Two plot points new to Alice’s world are that if you’re still in the real world, you can’t have your head chopped off; but once transformed you’re vulnerable. Once you’ve had your head lopped off once there’s no going back. Quite a lot of lawyers have followed this route, both rabbit and Dormouse for instance. Wendi Peters’ Queen arrives like the Queen of Sheba for set pieces and then vanishes again. She’s magnificent when there, a fantastical but pure can-belto in ‘Hail the Queen’ and ‘Off With Their Heads’, and necessary for the climax; though her plot presence is bitty.

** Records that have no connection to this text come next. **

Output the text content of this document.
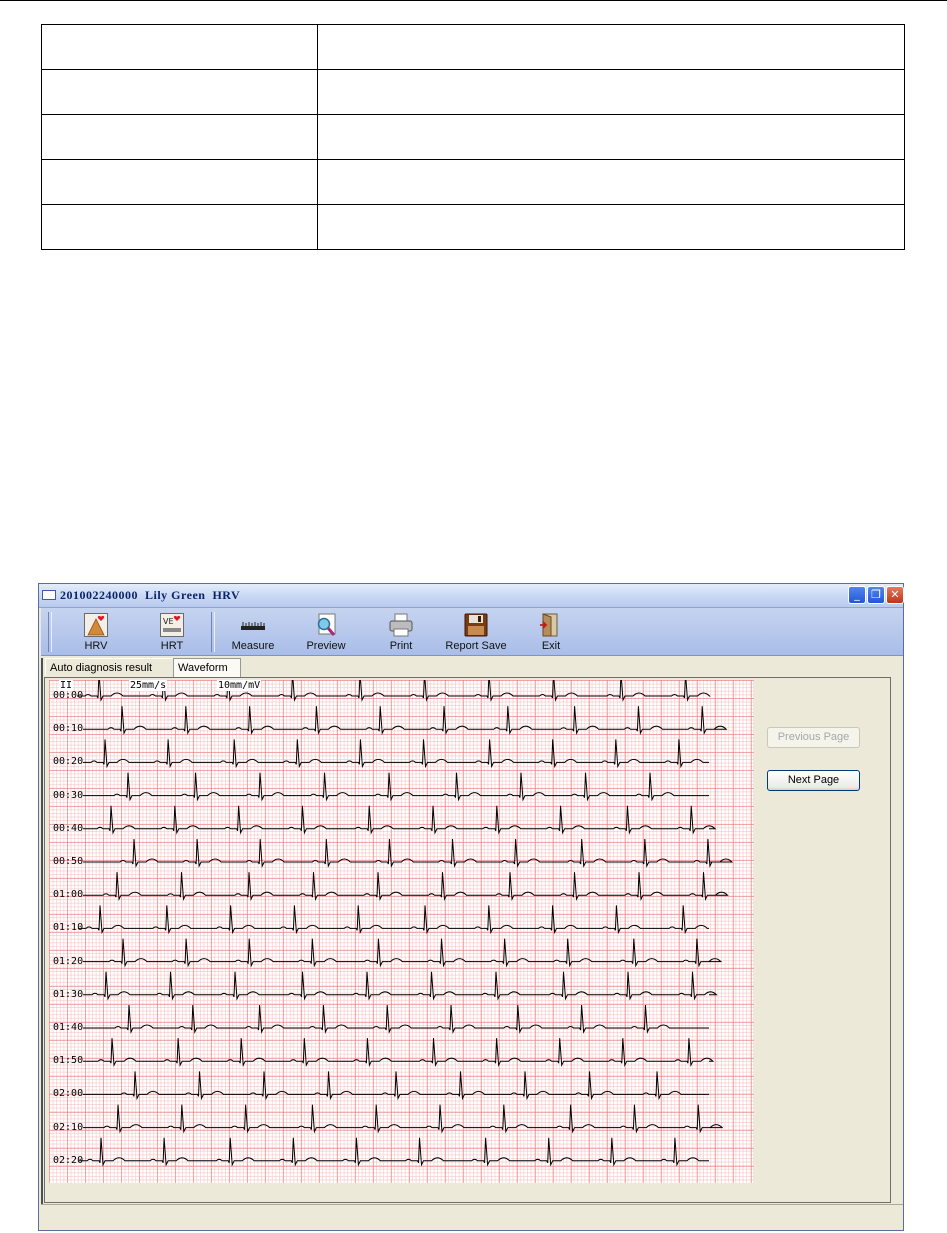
201002240000  Lily Green  HRV	_	❐ ✕
HRV
VE
HRT	Measure	Preview	Print	Report Save	Exit
Auto diagnosis result	Waveform
II	25mm/s	10mm/mV
00:00
00:10
00:20
00:30
00:40
00:50
01:00
01:10
01:20
01:30
01:40
01:50
02:00
02:10
02:20
Previous Page
Next Page
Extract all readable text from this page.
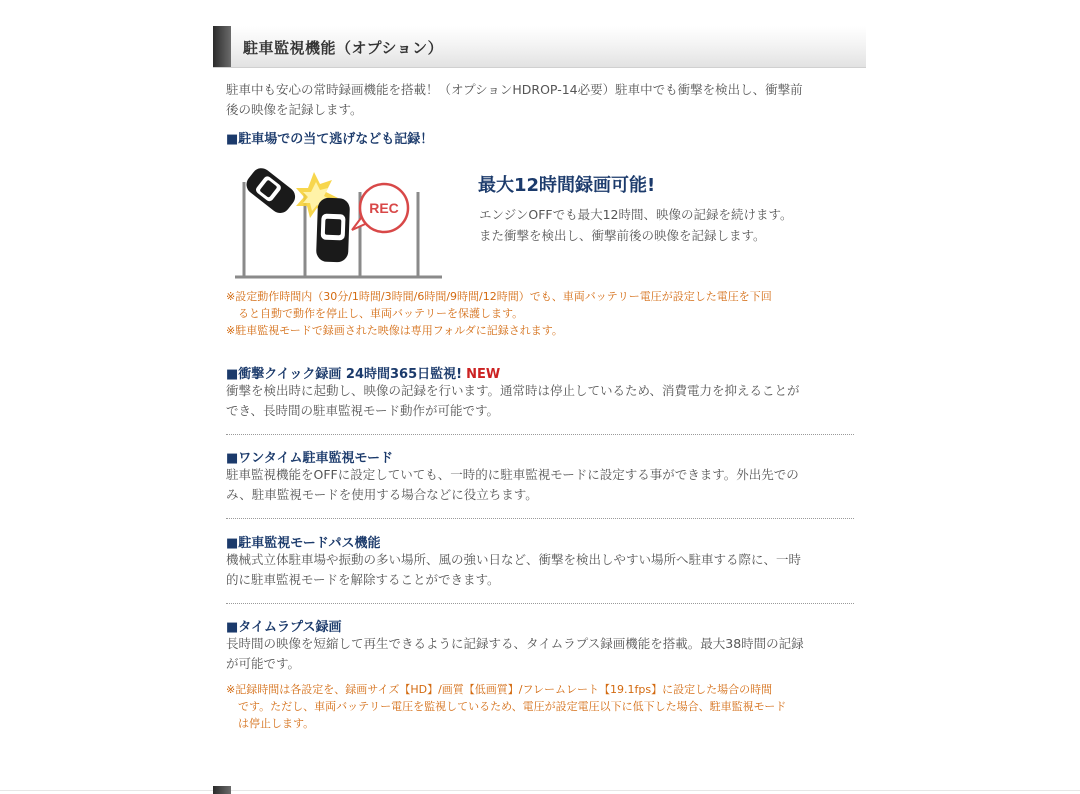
駐車監視機能（オプション）
駐車中も安心の常時録画機能を搭載！（オプションHDROP-14必要）駐車中でも衝撃を検出し、衝撃前
後の映像を記録します。
■駐車場での当て逃げなども記録！
REC
最大12時間録画可能!
エンジンOFFでも最大12時間、映像の記録を続けます。
また衝撃を検出し、衝撃前後の映像を記録します。
※設定動作時間内（30分/1時間/3時間/6時間/9時間/12時間）でも、車両バッテリー電圧が設定した電圧を下回
ると自動で動作を停止し、車両バッテリーを保護します。
※駐車監視モードで録画された映像は専用フォルダに記録されます。
■衝撃クイック録画 24時間365日監視! NEW
衝撃を検出時に起動し、映像の記録を行います。通常時は停止しているため、消費電力を抑えることが
でき、長時間の駐車監視モード動作が可能です。
■ワンタイム駐車監視モード
駐車監視機能をOFFに設定していても、一時的に駐車監視モードに設定する事ができます。外出先での
み、駐車監視モードを使用する場合などに役立ちます。
■駐車監視モードパス機能
機械式立体駐車場や振動の多い場所、風の強い日など、衝撃を検出しやすい場所へ駐車する際に、一時
的に駐車監視モードを解除することができます。
■タイムラプス録画
長時間の映像を短縮して再生できるように記録する、タイムラプス録画機能を搭載。最大38時間の記録
が可能です。
※記録時間は各設定を、録画サイズ【HD】/画質【低画質】/フレームレート【19.1fps】に設定した場合の時間
です。ただし、車両バッテリー電圧を監視しているため、電圧が設定電圧以下に低下した場合、駐車監視モード
は停止します。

The second plot point is the transforming of the mad Hatter Natalie McQueen who looks and sounds wonderful with panache and a sexy crush on Ben Kerr’s March Hare, particularly his ears; but her diction as with others cast members is indistinct. She has one of the best songs though ‘I Shall Prevail’ the three words one can actually make out. Trouble is, she’s gone through the Looking Glass – not a normal Looking Glass character thing to do, and come out horribly tyrannical,. Tea Time is abolished, she’ll have wonderland turn hatting factory. And that’s before we’ve dealt with the Queen of Hearts. now imperilled, there are two queens to fight off, and faint-hearted Wonderlanders don’t dare to get behind our little band. But there’s always a trial, always the law, and some lawyers remember who they are… So see the rest for yourselves.


Ellis is outstandingly fine in her numbers as in ‘Worst Day’ and ‘Down the Rabbit Hole’ the touching ‘Once More I Can See’ and with Webb in ‘Love Begins’. There’s a lovely soprano duet for her and McQueen’s Hatter in ‘This Is Who I Am’ Webb’s is another outstanding performance, his ‘One Knight’ the highlight of the over-frenetic first half. Willetts, so sterling everywhere enjoys his I Am My Own Invention’ and one wonders if with him, Ellis, Webb, Ushe and Peters a tighter, more intelligently wrought production might have been mounted. The ingredients are there: it’s a magical idea, and just needs a quieter rationale and – to make it a great show – a few more memorable numbers.

But if you care for musicals, see it for these outstanding clutch of performers and a dream of something perennial.